In case you missed it: A couple of months ago, Hebrew University’s Center for Jewish Art launched its new online database, the Bezalel Narkiss Index of Jewish Art. No fee, no log-in— just go to the website, and you have access to over 260,000 images of Jewish art, from antiquity to modernity.

If you’re not salivating yet, you’re not a huge nerd, and shame on you. Just check out just a few of these gems:

This is a contemporary (2007) kiddush cup by an Israeli artist that looks like a chicken. What are you going to do with this? Make kiddush on matzo ball soup? Put on a little puppet show?
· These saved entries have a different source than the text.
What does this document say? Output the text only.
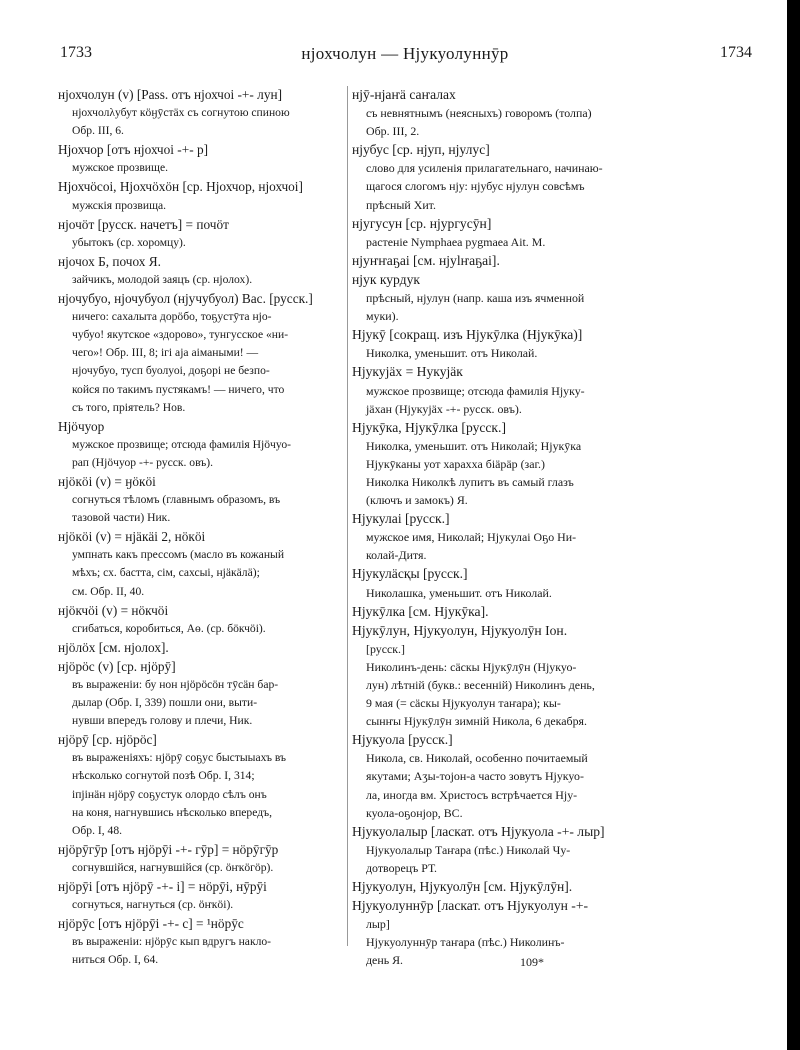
1733	нјохчолун — Нјукуолуннӯр	1734
нјохчолун (v) [Pass. отъ нјохчоі -+- лун]
нјохчолλубут кӧӈӯстӓх съ согнутою спиною
Обр. III, 6.
Нјохчор [отъ нјохчоі -+- р]
мужское прозвище.
Нјохчӧсоі, Нјохчӧхӧн [ср. Нјохчор, нјохчоі]
мужскія прозвища.
нјочӧт [русск. начетъ] = почӧт
убытокъ (ср. хоромцу).
нјочох Б, почох Я.
зайчикъ, молодой заяцъ (ср. нјолох).
нјочубуо, нјочубуол (нјучубуол) Вас. [русск.]
ничего: сахалыта дорӧбо, тоҕустӯта нјо-
чубуо! якутское «здорово», тунгусское «ни-
чего»! Обр. III, 8; ігі аја аімаными! —
нјочубуо, тусп буолуоі, доҕорі не безпо-
койся по такимъ пустякамъ! — ничего, что
съ того, пріятель? Нов.
Нјӧчуор
мужское прозвище; отсюда фамилія Нјӧчуо-
рап (Нјӧчуор -+- русск. овъ).
нјӧкӧі (v) = ӈӧкӧі
согнуться тѣломъ (главнымъ образомъ, въ
тазовой части) Ник.
нјӧкӧі (v) = нјӓкӓі 2, нӧкӧі
умпнать какъ прессомъ (масло въ кожаный
мѣхъ; сх. бастта, сім, сахсыі, нјӓкӓлӓ);
см. Обр. II, 40.
нјӧкчӧі (v) = нӧкчӧі
сгибаться, коробиться, Аө. (ср. бӧкчӧі).
нјӧлӧх [см. нјолох].
нјӧрӧс (v) [ср. нјӧрӯ]
въ выраженіи: бу нон нјӧрӧсӧн тӯсӓн бар-
дылар (Обр. I, 339) пошли они, выти-
нувши впередъ голову и плечи, Ник.
нјӧрӯ [ср. нјӧрӧс]
въ выраженіяхъ: нјӧрӯ соҕус быстыыахъ въ
нѣсколько согнутой позѣ Обр. I, 314;
іпјінӓн нјӧрӯ соҕустук олордо сѣлъ онъ
на коня, нагнувшись нѣсколько впередъ,
Обр. I, 48.
нјӧрӯгӯр [отъ нјӧрӯі -+- гӯр] = нӧрӯгӯр
согнувшійся, нагнувшійся (ср. ӧҥкӧгӧр).
нјӧрӯі [отъ нјӧрӯ -+- і] = нӧрӯі, нӯрӯі
согнуться, нагнуться (ср. ӧҥкӧі).
нјӧрӯс [отъ нјӧрӯі -+- с] = ¹нӧрӯс
въ выраженіи: нјӧрӯс кып вдругъ накло-
ниться Обр. I, 64.
нјӯ-нјаҥӓ саҥалах
съ невнятнымъ (неясныхъ) говоромъ (толпа)
Обр. III, 2.
нјубус [ср. нјуп, нјулус]
слово для усиленія прилагательнаго, начинаю-
щагося слогомъ нју: нјубус нјулун совсѣмъ
прѣсный Хит.
нјугусун [ср. нјургусӯн]
растеніе Nymphaea pygmaea Ait. М.
нјуҥҥаҕаі [см. нјуlҥаҕаі].
нјук курдук
прѣсный, нјулун (напр. каша изъ ячменной
муки).
Нјукӯ [сокращ. изъ Нјукӯлка (Нјукӯка)]
Николка, уменьшит. отъ Николай.
Нјукујӓх = Нукујӓк
мужское прозвище; отсюда фамилія Нјуку-
јӓхан (Нјукујӓх -+- русск. овъ).
Нјукӯка, Нјукӯлка [русск.]
Николка, уменьшит. отъ Николай; Нјукӯка
Нјукӯканы уот хараххa біӓрӓр (заг.)
Николка Николкѣ лупитъ въ самый глазъ
(ключъ и замокъ) Я.
Нјукулаі [русск.]
мужское имя, Николай; Нјукулаі Оҕо Ни-
колай-Дитя.
Нјукулӓсқы [русск.]
Николашка, уменьшит. отъ Николай.
Нјукӯлка [см. Нјукӯка].
Нјукӯлун, Нјукуолун, Нјукуолӯн Іон.
[русск.]
Николинъ-день: сӓскы Нјукӯлӯн (Нјукуо-
лун) лѣтній (букв.: весенній) Николинъ день,
9 мая (= сӓскы Нјукуолун таҥара); кы-
сынҥы Нјукӯлӯн зимній Никола, 6 декабря.
Нјукуола [русск.]
Никола, св. Николай, особенно почитаемый
якутами; Аӡы-тојон-а часто зовутъ Нјукуо-
лa, иногда вм. Христосъ встрѣчается Нју-
куола-оҕонјор, ВС.
Нјукуолалыр [ласкат. отъ Нјукуола -+- лыр]
Нјукуолалыр Таҥара (пѣс.) Николай Чу-
дотворецъ РТ.
Нјукуолун, Нјукуолӯн [см. Нјукӯлӯн].
Нјукуолуннӯр [ласкат. отъ Нјукуолун -+-
лыр]
Нјукуолуннӯр таҥара (пѣс.) Николинъ-
день Я.	109*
Who knows! Either way, amazing:

Or, there’s nothing quite like an illuminated manuscript, straddling the line between beautifully surreal and absurd to the point of being silly. And of course, it wasn’t only monks going at it— the Index includes Jewish illuminated manuscripts, and at times they’re just as weird as their Christian counterparts:

WHAT IS THAT THING ON THE TOP? Some sort of centaur with a dragon head for a tail that really likes the music the reverse human top part plays, while an additional face sticks out of the chest? Here. For. It.

Not everything is funny, of course; there’s an entire section featuring cemeteries, a different kind of fascinating (this one, for example, is from 18th century Ukraine).

Plus, nearly half of the quarter-million images are related to architecture (“We cannot physically preserve all Jewish buildings everywhere, but we can preserve them visually through documentation and drawings,” said Dr. Vladmir Levin, the Center for Jewish Art’s director, in a statement).

The database does have a search function, but it’s more fun to just lose yourself in a hole, classic Internet-surfing style. There are detailed descriptions of every entry to provide context.

So, choose your poison. Beautiful early twentieth century painting of Jewish life? Medieval interpretations of Biblical stories? Modern sculpture of the very same story (you can compare them!)? More blueprints than you can shake a lulav at?

Work can wait. See you in several hours.